Nosotros convocamos a una unidad de espacios que pensamos parecido. Creemos que el Frente Renovador piensa parecido a sectores del radicalismo o el PRO. Nos fuimos del Frente Renovador porque no estaban garantizadas las reglas del juego interno, y porque había algunos sectores muy importantes que no pretendían una convocatoria más amplia. Recién ahora parecería que esa convocatoria empieza a surgir en algunas voces de ese espacio. Lo mismo queremos transmitir al radicalismo y el PRO. Buscamos que haya grandeza en los dirigentes políticos, es lo que pide la sociedad, que los que pensamos parecido no nos dividamos sino que nos unamos, compitamos en internas, mantenerse unido como espacio alternativo. Eso es lo que pide la sociedad y necesita Argentina para establecer políticas públicas permanentes.

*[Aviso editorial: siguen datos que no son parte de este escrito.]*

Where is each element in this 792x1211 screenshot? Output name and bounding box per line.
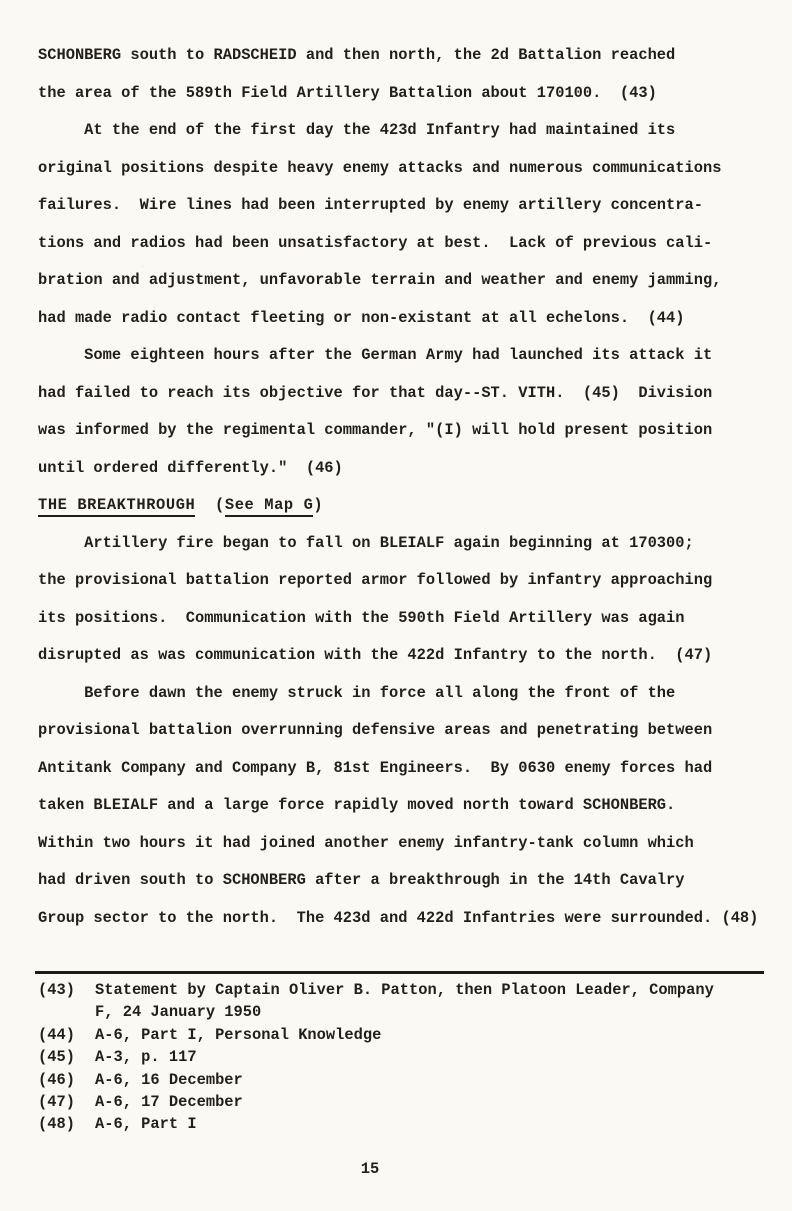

Cuando se formalizó en la Convención Nacional que la UCR buscaría acuerdos con el PRO, enseguida aparecieron las críticas diciendo que era una corriente de antiperonismo.
En nuestro espacio, en el ámbito local, con el partido vecinal Espacio Abierto, es un lugar muy amplio. Hay desarrollistas radicales, peronistas, socialistas, liberales, vecinalistas, independientes. Y esa es una buena construcción, es lo que exige la política moderna, para ponerse de acuerdo en los problemas y los conceptos básicos para resolverlo. Después en lo cotidiano puede haber matices, pero no hay tantas diferencias ideológicas de gestión entre radicales y peronistas, el PRO o el Frente Renovador. Si hay diferencias con un modelo que ha tenido buenos logros pero ha construido daño social, que es el kirchnerismo. ¿Por qué? La política es un ámbito social, de encuentro. Ninguna organización social puede crecer si la lógica de crecimiento es nada más que la pelea por el poder, y ver cómo impongo mi decisión sobre el otro. Nosotros venimos del desarrollismo, y el concepto básico es la integración, que empieza por los gestos de grandeza de los políticos para integrar otros pensamientos y encontrar soluciones.

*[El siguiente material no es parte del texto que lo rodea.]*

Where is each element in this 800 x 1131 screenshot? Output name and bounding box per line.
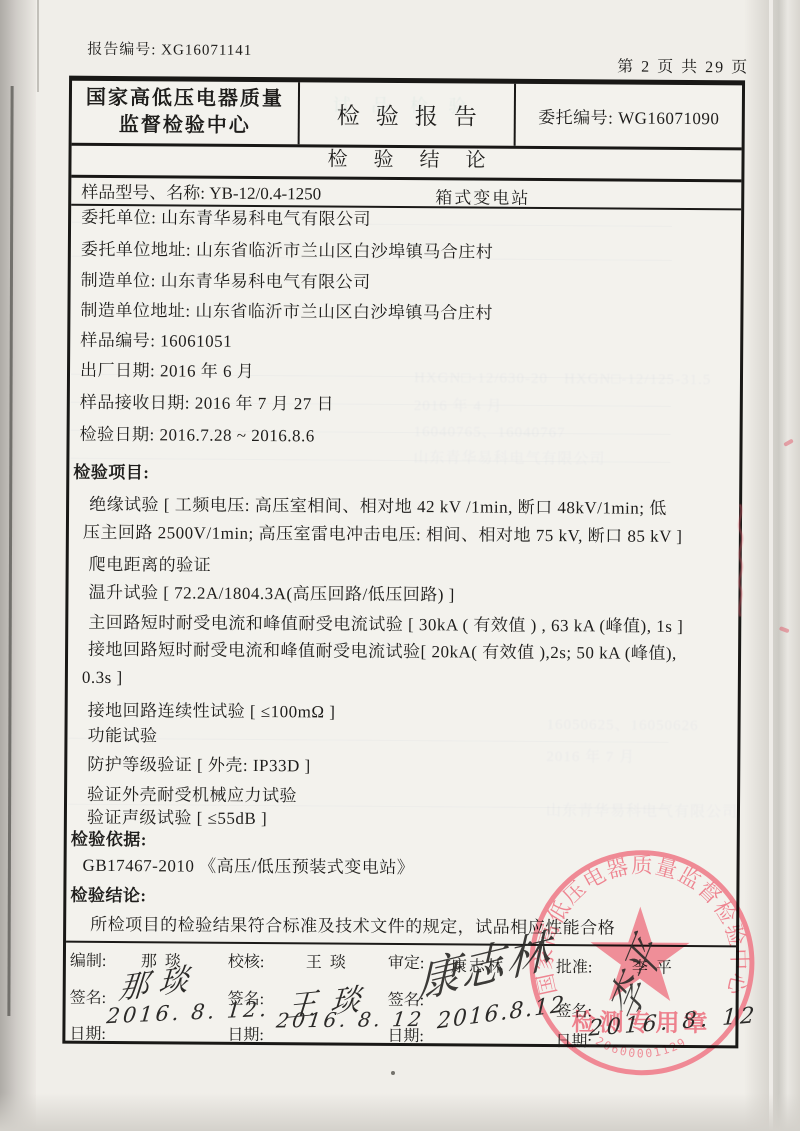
signature-label: 签名: xyxy=(70,985,107,1008)
test-basis-heading: 检验依据: xyxy=(71,828,147,853)
test-item-line: 0.3s ] xyxy=(82,666,123,690)
signoff-role: 编制: xyxy=(70,948,107,971)
test-basis-line: GB17467-2010 《高压/低压预装式变电站》 xyxy=(82,854,414,880)
report-number: 报告编号: XG16071141 xyxy=(87,38,252,60)
test-items-heading: 检验项目: xyxy=(73,461,149,486)
report-number-label: 报告编号: xyxy=(87,42,156,58)
signoff-name: 王 琰 xyxy=(306,949,348,972)
test-item-line: 验证外壳耐受机械应力试验 xyxy=(87,783,297,808)
info-row-sample-number: 样品编号: 16061051 xyxy=(80,329,232,354)
info-row-production-date: 出厂日期: 2016 年 6 月 xyxy=(80,359,254,384)
commission-number: 委托编号: WG16071090 xyxy=(516,84,742,148)
red-margin-annotation xyxy=(732,500,747,620)
conclusion-heading: 检验结论: xyxy=(70,884,146,909)
document-title: 检验报告 xyxy=(300,82,516,146)
test-item-line: 爬电距离的验证 xyxy=(89,553,212,578)
sample-model-row: 样品型号、名称: YB-12/0.4-1250 箱式变电站 xyxy=(71,175,741,211)
date-label: 日期: xyxy=(69,1021,106,1044)
test-item-line: 压主回路 2500V/1min; 高压室雷电冲击电压: 相间、相对地 75 kV… xyxy=(83,521,683,549)
info-row-client: 委托单位: 山东青华易科电气有限公司 xyxy=(81,206,371,232)
test-item-line: 功能试验 xyxy=(87,724,157,748)
test-item-line: 温升试验 [ 72.2A/1804.3A(高压回路/低压回路) ] xyxy=(88,581,455,608)
date-handwritten: 2016. 8. 12 xyxy=(275,1007,426,1033)
test-item-line: 接地回路连续性试验 [ ≤100mΩ ] xyxy=(88,699,336,725)
test-item-line: 接地回路短时耐受电流和峰值耐受电流试验[ 20kA( 有效值 ),2s; 50 … xyxy=(88,638,677,666)
sample-model: 样品型号、名称: YB-12/0.4-1250 xyxy=(81,178,321,205)
issuing-org-name: 国家高低压电器质量 监督检验中心 xyxy=(72,81,300,145)
info-row-test-date: 检验日期: 2016.7.28 ~ 2016.8.6 xyxy=(80,423,315,449)
test-item-line: 绝缘试验 [ 工频电压: 高压室相间、相对地 42 kV /1min, 断口 4… xyxy=(89,493,667,521)
test-item-line: 主回路短时耐受电流和峰值耐受电流试验 [ 30kA ( 有效值 ) , 63 k… xyxy=(88,611,683,639)
test-item-line: 防护等级验证 [ 外壳: IP33D ] xyxy=(87,753,311,779)
commission-value: WG16071090 xyxy=(618,108,719,128)
red-edge-mark xyxy=(779,626,790,633)
report-number-value: XG16071141 xyxy=(161,42,252,59)
commission-label: 委托编号: xyxy=(538,107,613,127)
info-row-manufacturer-address: 制造单位地址: 山东省临沂市兰山区白沙埠镇马合庄村 xyxy=(80,299,493,326)
sample-name: 箱式变电站 xyxy=(435,183,530,209)
info-row-manufacturer: 制造单位: 山东青华易科电气有限公司 xyxy=(81,269,371,295)
info-row-receipt-date: 样品接收日期: 2016 年 7 月 27 日 xyxy=(80,391,334,417)
signoff-role: 校核: xyxy=(228,949,265,972)
scanned-page: 试 品 检 验 HXGN□-12/630-20 HXGN□-12/125-31.… xyxy=(0,0,800,1131)
page-indicator: 第 2 页 共 29 页 xyxy=(617,54,749,78)
red-edge-mark xyxy=(783,439,794,447)
date-label: 日期: xyxy=(227,1022,264,1045)
org-name-line1: 国家高低压电器质量 xyxy=(86,85,284,113)
document-content: 试 品 检 验 HXGN□-12/630-20 HXGN□-12/125-31.… xyxy=(0,0,800,1131)
table-header-row: 国家高低压电器质量 监督检验中心 检验报告 委托编号: WG16071090 xyxy=(72,81,742,151)
info-row-client-address: 委托单位地址: 山东省临沂市兰山区白沙埠镇马合庄村 xyxy=(81,238,494,265)
org-name-line2: 监督检验中心 xyxy=(119,112,251,140)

¿Cuál es su lectura de la gestión de Scioli en estos 8 años?
Hubo algunos logros, y en términos generales siguió la inercia de ineficiencia del estado provincial. Es un estado que tiene problemas de financiamiento, porque en su momento en la época de Cafiero se cedieron puntos de coparticipación que nunca se pudieron recuperar, con lo cual la provincia tiene un desfasaje respecto a la coparticipación. Uno hubiese necesitado gobernadores que peleen ante el gobierno federal para recuperar parte de esos recursos. Por otro lado, continuó la inercia de malas políticas en materia de seguridad, de salud pública, el sistema nacional de educación pública gestionado por los gobiernos provinciales, y en materia judicial. Son los cuatro elementos básicos para consolidar en cualquier sociedad para generar progreso social. No sirve de nada pintar una autopista si no resolviste el problema de transporte público en el área metropolitana; no sirve de nada el programa Soluciones Ya para reparar dos veredas o dos escuelas, cuando tenemos un problema sistémico en la educación; no sirve de nada decir que incorporaste 10 mil policías en seis meses, mal capacitados y mal pagos, en una institución desprestigiada, que divididos en no menos de 6 o 7 mil destacamentos policiales bonaerenses, te toca 1,4 por comisaría. Es mala la gestión. Tuvo buena voluntad, es un hombre de diálogo. Pero no cambió la inercia que ya venía y no se pudo modificar.
¿Tampoco podrá cambiar la inercia nacional como candidato a presidente?
Creo que no. Además marca un perfil de conducción. Si no le gusta decir que ´no´, o pelearse con quien debe para mejorar la calidad de vida y defender las autonomías municipales, no sé si tendrá lo que hay que tener para defender los intereses de todos los argentinos. Se ven gobernadores de provincias mucho más chicas que se han plantado para defender los intereses de cada una. No veo esa actitud en el gobierno provincial.